We are not meant to go on the Journey alone. Some of us found their spouse at E.D. White. Others of us discovered their companion of their future lives elsewhere. Some of us took more than one try. I found mine on a blind date in a little café in Covington that no longer exists.
We all know the Journey is not easy. E.D. White helped prepare us for this. We all suffered pain, pressure, and disappointment, as well as joy and satisfaction. We thought nothing could be so bad as sitting at home without a date, or anything better than beating Vandebilt Catholic. We learned better, haven’t we?
In the forty years since E.D. White we discovered life was nothing like we thought. Most of us are not doing what we thought we would. Some have traveled far, others have stayed close to home. The children grow up and leave, yet the Journey continues.
We start thinking of the legacy we will leave behind. What kind of parent were we? What kind of spouse? Co-worker, boss, mayor? Will we leave our family, our home, our community better than we found it?

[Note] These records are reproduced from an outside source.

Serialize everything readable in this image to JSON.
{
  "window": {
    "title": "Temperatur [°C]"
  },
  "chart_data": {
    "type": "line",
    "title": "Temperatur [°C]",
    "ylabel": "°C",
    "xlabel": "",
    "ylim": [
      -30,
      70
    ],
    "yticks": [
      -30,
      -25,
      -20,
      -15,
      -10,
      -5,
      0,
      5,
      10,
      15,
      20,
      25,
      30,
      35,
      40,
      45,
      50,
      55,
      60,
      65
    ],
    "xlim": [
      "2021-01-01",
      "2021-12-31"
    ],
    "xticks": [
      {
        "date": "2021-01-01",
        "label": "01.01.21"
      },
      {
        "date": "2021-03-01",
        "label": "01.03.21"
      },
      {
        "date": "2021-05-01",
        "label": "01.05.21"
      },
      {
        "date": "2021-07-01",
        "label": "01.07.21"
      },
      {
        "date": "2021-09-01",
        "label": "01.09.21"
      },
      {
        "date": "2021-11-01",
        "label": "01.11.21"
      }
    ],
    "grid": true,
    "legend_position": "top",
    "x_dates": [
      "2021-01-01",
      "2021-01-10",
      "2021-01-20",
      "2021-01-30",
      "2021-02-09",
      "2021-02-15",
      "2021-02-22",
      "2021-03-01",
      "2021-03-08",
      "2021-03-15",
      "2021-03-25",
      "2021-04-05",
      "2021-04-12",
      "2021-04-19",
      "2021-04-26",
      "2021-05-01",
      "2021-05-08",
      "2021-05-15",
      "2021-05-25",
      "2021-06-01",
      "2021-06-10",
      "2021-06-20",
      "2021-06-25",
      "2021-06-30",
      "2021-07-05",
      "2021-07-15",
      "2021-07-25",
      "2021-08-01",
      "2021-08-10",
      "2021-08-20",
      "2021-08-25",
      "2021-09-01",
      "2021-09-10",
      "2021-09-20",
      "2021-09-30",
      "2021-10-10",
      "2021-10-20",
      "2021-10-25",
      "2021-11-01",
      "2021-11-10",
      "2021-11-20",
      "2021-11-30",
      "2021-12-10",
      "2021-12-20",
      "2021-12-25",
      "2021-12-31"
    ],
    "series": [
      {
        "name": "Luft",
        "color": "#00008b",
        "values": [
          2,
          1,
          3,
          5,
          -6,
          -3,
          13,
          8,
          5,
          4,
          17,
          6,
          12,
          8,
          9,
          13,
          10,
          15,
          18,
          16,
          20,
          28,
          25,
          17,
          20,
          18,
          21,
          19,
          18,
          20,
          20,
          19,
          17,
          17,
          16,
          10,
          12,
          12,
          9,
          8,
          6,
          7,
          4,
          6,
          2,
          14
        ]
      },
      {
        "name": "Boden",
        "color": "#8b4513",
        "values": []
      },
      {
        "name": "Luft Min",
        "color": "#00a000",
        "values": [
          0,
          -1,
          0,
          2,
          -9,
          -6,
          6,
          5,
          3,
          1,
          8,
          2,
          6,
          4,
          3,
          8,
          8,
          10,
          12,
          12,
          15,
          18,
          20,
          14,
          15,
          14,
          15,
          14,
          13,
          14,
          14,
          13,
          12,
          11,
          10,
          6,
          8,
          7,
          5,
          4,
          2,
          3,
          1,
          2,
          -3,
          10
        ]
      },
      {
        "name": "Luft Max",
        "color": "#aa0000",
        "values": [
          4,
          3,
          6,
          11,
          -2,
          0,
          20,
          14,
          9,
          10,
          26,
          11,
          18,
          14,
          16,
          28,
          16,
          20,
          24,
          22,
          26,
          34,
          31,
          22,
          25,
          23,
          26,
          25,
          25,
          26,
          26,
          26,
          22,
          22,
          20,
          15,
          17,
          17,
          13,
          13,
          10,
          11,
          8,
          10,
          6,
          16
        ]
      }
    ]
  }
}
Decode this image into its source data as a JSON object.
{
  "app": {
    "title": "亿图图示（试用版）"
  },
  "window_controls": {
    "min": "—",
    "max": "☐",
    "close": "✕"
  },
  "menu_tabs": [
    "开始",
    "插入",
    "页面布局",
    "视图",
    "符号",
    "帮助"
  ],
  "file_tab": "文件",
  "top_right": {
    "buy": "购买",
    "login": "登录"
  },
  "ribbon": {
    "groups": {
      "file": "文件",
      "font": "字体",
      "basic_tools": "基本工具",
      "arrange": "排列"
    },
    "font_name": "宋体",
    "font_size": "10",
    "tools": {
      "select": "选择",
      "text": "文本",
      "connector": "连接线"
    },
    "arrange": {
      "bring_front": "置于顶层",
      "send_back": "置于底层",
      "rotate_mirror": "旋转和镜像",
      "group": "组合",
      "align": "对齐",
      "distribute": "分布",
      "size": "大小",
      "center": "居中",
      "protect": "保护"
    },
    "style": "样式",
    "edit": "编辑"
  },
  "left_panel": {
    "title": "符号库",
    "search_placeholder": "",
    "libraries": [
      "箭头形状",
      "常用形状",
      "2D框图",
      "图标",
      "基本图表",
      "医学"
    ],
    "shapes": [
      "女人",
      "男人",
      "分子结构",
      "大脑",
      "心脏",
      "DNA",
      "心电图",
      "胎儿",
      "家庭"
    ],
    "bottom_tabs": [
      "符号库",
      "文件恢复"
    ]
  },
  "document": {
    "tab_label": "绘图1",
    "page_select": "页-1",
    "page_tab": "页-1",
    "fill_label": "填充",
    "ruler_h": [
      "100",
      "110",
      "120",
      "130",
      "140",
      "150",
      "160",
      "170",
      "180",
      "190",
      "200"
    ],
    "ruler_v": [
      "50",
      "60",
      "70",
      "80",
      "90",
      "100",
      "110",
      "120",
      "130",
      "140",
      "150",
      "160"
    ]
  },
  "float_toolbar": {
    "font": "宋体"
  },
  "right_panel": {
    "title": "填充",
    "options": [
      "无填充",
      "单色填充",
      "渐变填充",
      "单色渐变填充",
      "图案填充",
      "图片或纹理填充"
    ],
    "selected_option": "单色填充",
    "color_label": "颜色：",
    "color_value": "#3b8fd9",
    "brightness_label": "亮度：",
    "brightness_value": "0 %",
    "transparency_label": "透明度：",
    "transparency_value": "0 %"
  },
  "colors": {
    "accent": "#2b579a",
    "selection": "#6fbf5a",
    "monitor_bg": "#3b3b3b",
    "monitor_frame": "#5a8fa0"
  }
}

For some, the Journey is over.
We have had setbacks and success, disappointment and surprise, tragedy and triumph, loss and growth, joy and sorrow, life and death. But we go on, reaching for that elusive Elysian Dream, that blissful place we all strive for, the goal of the Journey.
It was while writing this that I had another revelation. The Elysian Dream is not just the goal of the Journey, but is also the Journey itself.
It is why the Journey is filled with joy and hardship. Nothing worth having comes easy. For it is along the Journey we discover the things that make life worth living. The people we love. The places we’ve seen and the experiences we’ve had. Our work and our hobbies. The simple pleasures we’ve enjoyed. The delightful moments that are the snapshots of our lives. Our families, our friends, and our faith.
So, tonight we celebrate another waystation on the Journey. We will stand around and talk and laugh, and perhaps shed a tear. When tonight is done, we’ll lie to each other, promising to stay in touch. We’ll try, but we all know the demands on our time from families and careers. That’s all right, after all. For tonight itself is a milestone along the Journey. Tonight is a part of the Elysian Dream.
Bruce Springsteen was wrong. Our time at E.D. White, as memorable as it was, was not our “Glory Days.” Our Glory Days, our best days, are before us as we continue the Elysian Dream that is the Journey.
This is what my great-grandmother was trying to tell me so long ago.
Tonight as we laugh and converse, reconnect and reminisce, let us take a moment to remember those who could not be here and those who have left this world all too soon. And as we continue the Journey, let us appreciate the gifts and experiences that we’ve been given by He who made us. And let us pray that when the Journey is done, we all stand together again on the sunlit plains of the Elysian Fields.